Texte intégral
TRIBUNAL JUDICIAIRE
DE NANTERRE
■
PÔLE SOCIAL
Affaires de sécurité sociale et aide sociale
JUGEMENT RENDU LE
29 Juillet 2024
N° RG 20/00826 - N° Portalis DB3R-W-B7E-VYOU
N° Minute : 24/01007
AFFAIRE
Société [8]
C/
CAISSE PRIMAIRE D’ASSURANCE MALADIE DE L’AIN
Copies délivrées le :
DEMANDERESSE
Société [8]
[Adresse 4]
[Localité 5]
Représentée par Maître Thomas HUMBERT de la SELAS ærige, avocats au barreau de PARIS, vestiaire : L0305
Substituté par Me Solenne MOULINET, avocat au barreau de PARIS,
DEFENDERESSE
CAISSE PRIMAIRE D’ASSURANCE MALADIE DE L’AIN
[Adresse 2]
[Localité 1]
Représentée par Mme [T], muni d’un pouvoir régulier,
***
L’affaire a été débattue le 10 Juin 2024 en audience publique devant le tribunal composé de :
Matthieu DANGLA, Vice-Président
Jean-Marie JOYEUX, Assesseur, représentant les travailleurs salariés
Karine RENAT, Assesseur, représentant les travailleurs non-salariés
qui en ont délibéré.
Greffier lors des débats et du prononcé : Gaëlle PUTHIER, Greffière.
JUGEMENT
Prononcé en premier ressort, par décision contradictoire et mise à disposition au greffe du tribunal conformément à l’avis donné à l’issue des débats.
EXPOSÉ DU LITIGE
Madame [X] [Z] a renseigné le 19 juin 2019, une déclaration d'accident du travail concernant son époux, Monsieur [O] [Z], employé en qualité de contrôleur performance plaque, faisant mention d'un accident survenu le 13 novembre 2018 à 17h dans les circonstances suivantes : « suicide ».
Ces éléments ont été transmis à la caisse primaire d'assurance maladie de l’Ain qui, après enquête administrative auprès de l'épouse du salarié et de l'employeur, par décision du 7 octobre 2019, a pris en charge le décès déclaré au titre de la législation sur les risques professionnels.
Par courrier du 6 décembre 2019, la société a saisi la commission de recours amiable de la caisse afin de contester l'opposabilité à son égard de la décision de prise en charge du décès déclaré au titre de la législation sur les risques professionnels. A la suite d'une décision implicite de rejet de la commission de recours amiable, la société a saisi le tribunal judiciaire de Nanterre par courrier recommandé avec accusé de réception du 16 mars 2020.

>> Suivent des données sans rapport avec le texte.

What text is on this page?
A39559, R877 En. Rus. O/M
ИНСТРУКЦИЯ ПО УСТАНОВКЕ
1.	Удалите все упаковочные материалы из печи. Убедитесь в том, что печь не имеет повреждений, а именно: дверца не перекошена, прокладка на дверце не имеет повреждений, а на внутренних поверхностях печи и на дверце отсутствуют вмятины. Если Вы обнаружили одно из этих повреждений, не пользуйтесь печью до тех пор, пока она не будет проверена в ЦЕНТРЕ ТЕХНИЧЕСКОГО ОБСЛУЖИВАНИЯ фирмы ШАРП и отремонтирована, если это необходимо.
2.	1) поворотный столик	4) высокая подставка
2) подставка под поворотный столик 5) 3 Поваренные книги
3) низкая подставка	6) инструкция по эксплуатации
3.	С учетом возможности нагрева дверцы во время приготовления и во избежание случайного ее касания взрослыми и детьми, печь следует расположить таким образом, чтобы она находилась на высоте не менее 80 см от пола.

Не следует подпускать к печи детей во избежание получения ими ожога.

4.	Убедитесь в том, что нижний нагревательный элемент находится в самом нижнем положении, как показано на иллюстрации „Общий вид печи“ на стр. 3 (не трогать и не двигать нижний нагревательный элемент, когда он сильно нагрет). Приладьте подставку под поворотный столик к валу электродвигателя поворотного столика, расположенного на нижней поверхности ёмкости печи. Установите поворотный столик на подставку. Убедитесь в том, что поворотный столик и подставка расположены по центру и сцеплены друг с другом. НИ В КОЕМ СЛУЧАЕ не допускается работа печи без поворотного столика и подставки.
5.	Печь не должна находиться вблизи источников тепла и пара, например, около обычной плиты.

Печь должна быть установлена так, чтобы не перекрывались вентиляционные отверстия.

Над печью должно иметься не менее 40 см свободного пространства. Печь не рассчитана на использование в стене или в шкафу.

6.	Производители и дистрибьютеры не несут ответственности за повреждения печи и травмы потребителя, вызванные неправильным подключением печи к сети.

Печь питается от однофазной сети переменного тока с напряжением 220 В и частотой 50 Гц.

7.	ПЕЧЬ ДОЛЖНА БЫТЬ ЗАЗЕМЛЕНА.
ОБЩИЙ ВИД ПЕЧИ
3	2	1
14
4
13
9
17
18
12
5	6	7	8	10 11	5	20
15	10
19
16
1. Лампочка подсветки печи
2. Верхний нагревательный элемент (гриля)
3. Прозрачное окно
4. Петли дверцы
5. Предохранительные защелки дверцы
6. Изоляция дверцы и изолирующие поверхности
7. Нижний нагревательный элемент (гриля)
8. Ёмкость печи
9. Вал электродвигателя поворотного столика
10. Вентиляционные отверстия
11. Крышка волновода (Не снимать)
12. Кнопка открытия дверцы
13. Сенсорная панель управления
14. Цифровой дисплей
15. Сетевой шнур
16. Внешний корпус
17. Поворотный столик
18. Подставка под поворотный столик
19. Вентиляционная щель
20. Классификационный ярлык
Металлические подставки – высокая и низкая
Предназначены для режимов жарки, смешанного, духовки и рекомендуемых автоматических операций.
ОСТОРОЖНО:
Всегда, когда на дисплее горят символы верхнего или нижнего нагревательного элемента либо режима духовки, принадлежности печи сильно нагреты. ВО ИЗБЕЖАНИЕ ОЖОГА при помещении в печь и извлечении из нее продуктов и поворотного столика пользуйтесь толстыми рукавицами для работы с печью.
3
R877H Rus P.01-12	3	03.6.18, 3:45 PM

L'affaire a été appelée à l'audience du 10 juin 2024 devant le pôle social du tribunal judiciaire de Nanterre, à laquelle les parties représentées ont comparu et été entendues en leurs observations.
Aux termes de ses conclusions soutenues oralement par son avocat, la société [8] demande au tribunal de :
à titre principal,
- dire et juger son recours recevable et bien fondé,
- constater que le principe du contradictoire n’a pas été respecté par la caisse à son égard,
En conséquence, dire et juger que la décision de prise en charge du 17 mai 2019 de l’accident survenu à Monsieur [O] [Z] lui est inopposable ;
à titre subsidiaire,
- constater que la caisse ne démontre pas la survenance matérielle d’un accident survenu aux temps et lieu du travail le 4 février 2019 à Monsieur [O] [Z],
En conséquence,
- dire et juger que la décision de prise en charge du 17 mai 2019 de l’accident survenu à Monsieur [O] [Z] lui est inopposable,
à titre infiniment subsidiaire,
- ordonner avant-dire droit la mise en œuvre d’une expertise médicale judiciaire sur pièces, confiée à un médecin psychiatre,
En tout état de cause,
- ordonner l’exécution provisoire de la décision à intervenir.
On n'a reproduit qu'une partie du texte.